Personally, I think the pitch-black dialogue between Philip II and the 90-year-old, blind Grand Inquisitor is the absolute highlight of the opera. Step by step, the harsh cleric increases the pressure on the pious monarch to hand over not only Carlos to the Inquisition, but also Rodrigue—the only man at court for whom Philip II harbours deep admiration and affection—who sympathises with the Dutch insurgents. “Must the throne then always bow to the altar?” the lonely king finally asks himself defeated and disillusioned. Such scenes were right up Verdi’s alley, who was staunchly anti-clerical and always took sides with the oppressed, whether it was the Italian people or, as in this case, the Dutch fighting for their freedom.
Finally, a word about the different versions of Don Carlos. During the preparations for the world premiere on the 11th of March 1867, Verdi was still constantly tinkering with the score: 505 bars were removed and replaced by 102 new bars. In 1882-83, Verdi produced an abridged and thoroughly revised version in four acts for the Milan revival in 1884. Don Carlos then became Don Carlo, as the opera was sung in Italian in Milan. The first act of the original Paris version was almost completely deleted, except for Carlos’ short aria, which was now given a place in what was originally the second act (‘Io l’ho perduta—Io la vidi e il suo sorriso’).

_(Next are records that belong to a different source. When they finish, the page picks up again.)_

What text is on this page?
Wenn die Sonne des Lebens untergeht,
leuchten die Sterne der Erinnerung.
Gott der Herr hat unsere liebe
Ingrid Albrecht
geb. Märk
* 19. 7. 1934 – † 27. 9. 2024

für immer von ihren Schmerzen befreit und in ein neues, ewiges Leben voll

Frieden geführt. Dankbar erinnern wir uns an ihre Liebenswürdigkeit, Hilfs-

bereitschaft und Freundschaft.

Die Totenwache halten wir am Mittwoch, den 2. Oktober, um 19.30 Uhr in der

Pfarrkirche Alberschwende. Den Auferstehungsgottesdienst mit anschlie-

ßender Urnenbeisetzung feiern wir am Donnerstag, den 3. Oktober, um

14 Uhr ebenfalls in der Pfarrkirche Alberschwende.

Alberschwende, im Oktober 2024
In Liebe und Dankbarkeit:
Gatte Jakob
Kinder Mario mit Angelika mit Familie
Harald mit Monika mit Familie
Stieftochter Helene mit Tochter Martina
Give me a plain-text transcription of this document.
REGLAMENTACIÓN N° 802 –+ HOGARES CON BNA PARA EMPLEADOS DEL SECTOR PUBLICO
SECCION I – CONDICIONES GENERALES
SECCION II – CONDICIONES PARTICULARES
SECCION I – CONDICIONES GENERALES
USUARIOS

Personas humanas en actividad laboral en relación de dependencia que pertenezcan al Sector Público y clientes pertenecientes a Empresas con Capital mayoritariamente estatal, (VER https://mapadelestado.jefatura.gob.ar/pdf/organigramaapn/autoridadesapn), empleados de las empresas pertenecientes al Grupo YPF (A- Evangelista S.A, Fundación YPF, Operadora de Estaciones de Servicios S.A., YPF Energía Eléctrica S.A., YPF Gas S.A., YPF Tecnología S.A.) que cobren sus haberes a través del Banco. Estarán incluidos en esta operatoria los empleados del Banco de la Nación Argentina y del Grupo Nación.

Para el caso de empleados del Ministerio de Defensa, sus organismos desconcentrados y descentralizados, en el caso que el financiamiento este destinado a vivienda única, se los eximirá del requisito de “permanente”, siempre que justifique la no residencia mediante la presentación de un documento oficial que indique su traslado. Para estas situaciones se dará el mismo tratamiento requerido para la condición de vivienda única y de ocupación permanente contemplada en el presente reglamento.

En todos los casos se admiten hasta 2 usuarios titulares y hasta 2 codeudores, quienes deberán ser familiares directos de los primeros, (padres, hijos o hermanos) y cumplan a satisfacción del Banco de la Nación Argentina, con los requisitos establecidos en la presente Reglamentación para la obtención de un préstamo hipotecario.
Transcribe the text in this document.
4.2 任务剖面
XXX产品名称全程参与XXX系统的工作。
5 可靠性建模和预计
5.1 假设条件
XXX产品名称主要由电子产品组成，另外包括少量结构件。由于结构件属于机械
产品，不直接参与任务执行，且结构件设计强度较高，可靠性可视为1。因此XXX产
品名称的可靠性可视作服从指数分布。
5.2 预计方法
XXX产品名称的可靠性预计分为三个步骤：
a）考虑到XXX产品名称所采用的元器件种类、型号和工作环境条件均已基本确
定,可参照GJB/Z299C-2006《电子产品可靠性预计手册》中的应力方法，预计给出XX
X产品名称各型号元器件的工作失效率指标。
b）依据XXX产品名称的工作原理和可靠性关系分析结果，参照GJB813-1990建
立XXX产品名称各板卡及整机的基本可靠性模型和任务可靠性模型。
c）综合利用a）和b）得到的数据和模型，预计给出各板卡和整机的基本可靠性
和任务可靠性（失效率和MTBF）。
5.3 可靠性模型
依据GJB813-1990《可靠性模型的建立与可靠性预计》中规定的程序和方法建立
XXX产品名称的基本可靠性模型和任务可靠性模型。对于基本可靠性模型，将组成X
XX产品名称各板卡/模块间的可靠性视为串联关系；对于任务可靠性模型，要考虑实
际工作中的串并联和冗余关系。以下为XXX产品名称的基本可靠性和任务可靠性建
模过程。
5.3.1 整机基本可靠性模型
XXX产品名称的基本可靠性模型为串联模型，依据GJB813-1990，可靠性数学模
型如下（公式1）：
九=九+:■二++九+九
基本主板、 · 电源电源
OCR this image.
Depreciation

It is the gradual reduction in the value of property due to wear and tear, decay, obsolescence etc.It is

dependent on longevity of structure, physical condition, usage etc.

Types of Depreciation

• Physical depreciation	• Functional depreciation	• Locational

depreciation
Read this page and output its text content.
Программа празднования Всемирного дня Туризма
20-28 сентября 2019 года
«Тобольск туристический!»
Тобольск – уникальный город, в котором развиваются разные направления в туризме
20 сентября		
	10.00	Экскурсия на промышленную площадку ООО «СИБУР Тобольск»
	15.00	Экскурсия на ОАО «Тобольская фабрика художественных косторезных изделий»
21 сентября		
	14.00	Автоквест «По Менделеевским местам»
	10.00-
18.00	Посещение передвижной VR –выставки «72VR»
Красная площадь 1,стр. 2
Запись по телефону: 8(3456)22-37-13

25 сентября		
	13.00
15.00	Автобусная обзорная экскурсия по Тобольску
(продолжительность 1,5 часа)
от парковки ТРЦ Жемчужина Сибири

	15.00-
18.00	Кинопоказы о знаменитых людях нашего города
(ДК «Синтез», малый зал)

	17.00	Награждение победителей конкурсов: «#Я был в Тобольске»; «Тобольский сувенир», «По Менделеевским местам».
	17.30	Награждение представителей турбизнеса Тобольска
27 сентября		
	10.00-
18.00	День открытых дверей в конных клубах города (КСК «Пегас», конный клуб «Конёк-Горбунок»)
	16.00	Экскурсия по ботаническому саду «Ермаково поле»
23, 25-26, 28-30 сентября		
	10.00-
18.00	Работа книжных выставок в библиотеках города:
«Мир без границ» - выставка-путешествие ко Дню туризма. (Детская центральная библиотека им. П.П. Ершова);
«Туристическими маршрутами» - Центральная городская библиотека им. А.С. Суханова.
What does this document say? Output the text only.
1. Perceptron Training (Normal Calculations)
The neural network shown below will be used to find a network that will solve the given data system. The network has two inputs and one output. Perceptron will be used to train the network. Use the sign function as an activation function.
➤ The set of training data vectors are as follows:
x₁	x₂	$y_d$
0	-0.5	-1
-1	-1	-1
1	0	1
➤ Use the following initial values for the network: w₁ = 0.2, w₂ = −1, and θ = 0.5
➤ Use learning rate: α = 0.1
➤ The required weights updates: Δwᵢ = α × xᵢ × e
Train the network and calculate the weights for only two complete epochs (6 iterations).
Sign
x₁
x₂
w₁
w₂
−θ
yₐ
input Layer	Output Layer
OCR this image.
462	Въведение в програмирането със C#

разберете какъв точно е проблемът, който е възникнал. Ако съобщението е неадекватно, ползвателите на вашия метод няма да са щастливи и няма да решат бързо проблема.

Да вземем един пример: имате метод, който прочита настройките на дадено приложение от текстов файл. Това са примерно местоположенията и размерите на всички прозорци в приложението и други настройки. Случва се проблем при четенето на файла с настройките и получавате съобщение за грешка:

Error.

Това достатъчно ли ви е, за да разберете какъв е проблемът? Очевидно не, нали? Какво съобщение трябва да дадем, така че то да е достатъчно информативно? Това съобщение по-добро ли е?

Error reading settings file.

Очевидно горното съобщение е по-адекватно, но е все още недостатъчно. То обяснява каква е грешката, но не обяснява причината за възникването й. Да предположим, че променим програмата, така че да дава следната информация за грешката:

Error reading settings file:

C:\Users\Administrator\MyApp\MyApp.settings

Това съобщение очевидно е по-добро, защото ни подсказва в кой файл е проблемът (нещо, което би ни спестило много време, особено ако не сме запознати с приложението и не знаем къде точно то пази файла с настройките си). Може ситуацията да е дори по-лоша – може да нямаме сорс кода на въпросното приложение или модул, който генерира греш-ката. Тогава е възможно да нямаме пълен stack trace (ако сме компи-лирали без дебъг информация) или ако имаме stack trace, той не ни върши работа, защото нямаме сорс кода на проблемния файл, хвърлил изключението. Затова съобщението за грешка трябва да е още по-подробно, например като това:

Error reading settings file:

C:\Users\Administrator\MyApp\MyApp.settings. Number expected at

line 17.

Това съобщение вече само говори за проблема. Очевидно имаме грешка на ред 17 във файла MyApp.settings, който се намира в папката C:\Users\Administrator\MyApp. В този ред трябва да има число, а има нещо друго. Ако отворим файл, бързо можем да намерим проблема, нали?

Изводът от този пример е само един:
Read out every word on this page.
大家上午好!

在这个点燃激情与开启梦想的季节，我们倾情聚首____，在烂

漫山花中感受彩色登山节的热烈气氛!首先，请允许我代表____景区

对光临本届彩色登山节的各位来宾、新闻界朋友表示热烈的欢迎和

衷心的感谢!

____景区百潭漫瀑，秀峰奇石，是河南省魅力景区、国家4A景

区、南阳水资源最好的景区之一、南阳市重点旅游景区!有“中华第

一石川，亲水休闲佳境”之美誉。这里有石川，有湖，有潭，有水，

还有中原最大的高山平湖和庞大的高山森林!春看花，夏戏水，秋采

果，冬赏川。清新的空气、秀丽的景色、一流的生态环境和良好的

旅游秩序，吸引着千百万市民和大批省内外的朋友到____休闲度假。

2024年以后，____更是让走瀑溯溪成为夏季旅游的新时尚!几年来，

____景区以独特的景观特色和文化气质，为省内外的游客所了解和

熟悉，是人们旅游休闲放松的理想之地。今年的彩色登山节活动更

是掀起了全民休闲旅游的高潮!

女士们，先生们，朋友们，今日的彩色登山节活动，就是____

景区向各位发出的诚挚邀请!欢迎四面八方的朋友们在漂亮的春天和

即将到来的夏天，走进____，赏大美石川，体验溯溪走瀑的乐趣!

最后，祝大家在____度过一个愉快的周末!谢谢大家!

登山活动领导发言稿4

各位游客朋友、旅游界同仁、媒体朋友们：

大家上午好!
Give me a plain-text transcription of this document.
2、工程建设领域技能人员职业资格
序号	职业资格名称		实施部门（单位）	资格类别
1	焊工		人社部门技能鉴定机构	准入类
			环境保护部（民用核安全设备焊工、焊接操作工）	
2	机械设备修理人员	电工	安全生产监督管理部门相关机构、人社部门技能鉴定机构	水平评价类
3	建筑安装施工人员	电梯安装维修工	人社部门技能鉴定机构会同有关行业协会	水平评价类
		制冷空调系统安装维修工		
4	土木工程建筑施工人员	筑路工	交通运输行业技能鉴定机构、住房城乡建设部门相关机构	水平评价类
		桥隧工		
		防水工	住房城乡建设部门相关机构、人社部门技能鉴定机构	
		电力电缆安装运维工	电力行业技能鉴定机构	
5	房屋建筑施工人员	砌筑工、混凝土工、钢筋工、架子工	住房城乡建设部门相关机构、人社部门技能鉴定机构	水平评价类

Deleting the first act—the so-called Fontainebleau act—represents a great loss musically, and also weakens the libretto dramaturgically. After all, in Fontainebleau, Carlos and Elisabeth meet for the first time and fall passionately in love with each other. When Carlos hears that not he, but his father Philip II will marry Elisabeth, his world collapses and he tries to sublimate his impossible love for Elisabeth on Rodrigue’s advice into deep emotional commitment to the desperate freedom struggle of the Dutch. That original first act is thus indispensable to understand the opera’s subsequent development. For that reason, the composer probably agreed for a revival in Modena in 1886, that the Fontainebleau act be restored. It is this Italian-language Modenese version in five acts that is usually performed today, although the original French version also has its outspoken defenders. The various later adaptations, in which Verdi, for instance, replaced the 1867 ballet music with a wonderful orchestral prelude that sounds unmistakably like ‘late’ Verdi, do result in a somewhat hybrid score that stylistically does not always form a convincing whole, but that is a price most music lovers are happy to pay.
Recommended recordings
Italian conductor Claudio Abbado made the first complete recording of the French-language Don Carlos in 1985, but respected Verdi’s later changes and additions for Milan. Most of the music the composer deleted prior to the 1867 world premiere is included as a separate appendix, as is the ballet music. Minor downside: some singers from the otherwise excellent cast audibly struggle with the pronunciation of French. Italian conductor Carlo Maria Giulini put all his love for Don Carlo into the 1971 recording he conducted (Italian-language version in five acts, on EMI). Herbert von Karajan stuck to the Milan version in four acts in his 1978 recording (EMI). A more monumental recording of Don Carlo has never been made; the Berliner Philharmoniker are in absolute top form. The other side of the coin is that most of the singers in this studio recording, made at the Berliner Philharmonie, often audibly struggle to rise above the massive orchestral sound.